Body builders often assume very high doses of anabolic steroids—even much higher than patient on hormonal replacement therapy for hypogonadism—determining testicular function’s suppression with a decrease in testosterone serum concentration and an increase in estrogens with potential tumor-inducing effects [11]. The association between cancer and use of anabolic androgenic steroids has been described in hepatocellular and prostatic cancers and also with Wilm’s tumor [11] but there is no evidence of a direct association with renal cancer.
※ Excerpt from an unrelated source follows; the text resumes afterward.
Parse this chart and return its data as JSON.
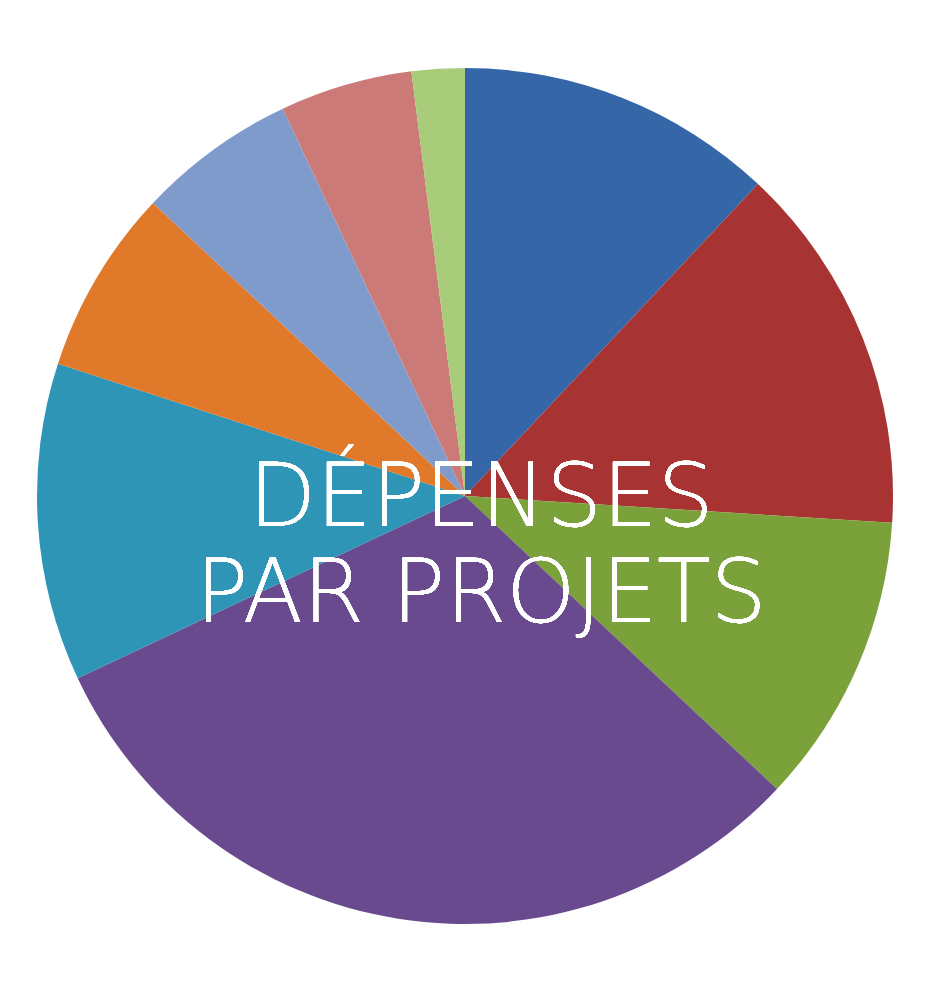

It has been suggested that patients with a preexisting condition, such as an adenoma, the action of steroids could determine malignant transformation [11, 12]. In particular, authors described only few cases of clear-cell renal cancer in body builders exposed to chronic steroids’ abuse (ranging from 20 months to 15 years of steroids abuse) presenting often with hematuria and anemia as initial symptoms [11, 13, 14].

All the authors

Renal cell carcinomas occur more frequently in adults older than 60 years. Besides the well-known risk factors (previously indicated), some genetic alterations in younger adults and in pediatric population have been reported [7]. The majority of RCC in the general population is sporadic, whereas those occurring in children and young individuals are often determined by specific germline gene mutations [7]. Analgesics have been also associated with higher risk to develop RCC, including aspirin and acetominophen [7]. Therefore, nowadays strategies aimed at reducing RRC risk should be focused on the improvement of both environment and behavioral factors and at managing the associated comorbidities to avoid complications.

The description of our clinical case adds an important information on a possible dangerous and life-threatening association between steroids abuse and renal cancer. We strongly advice to study and clarify the link between abuse of anabolic androgenic steroids and cancer transformation, specifically renal carcinomas in younger adults.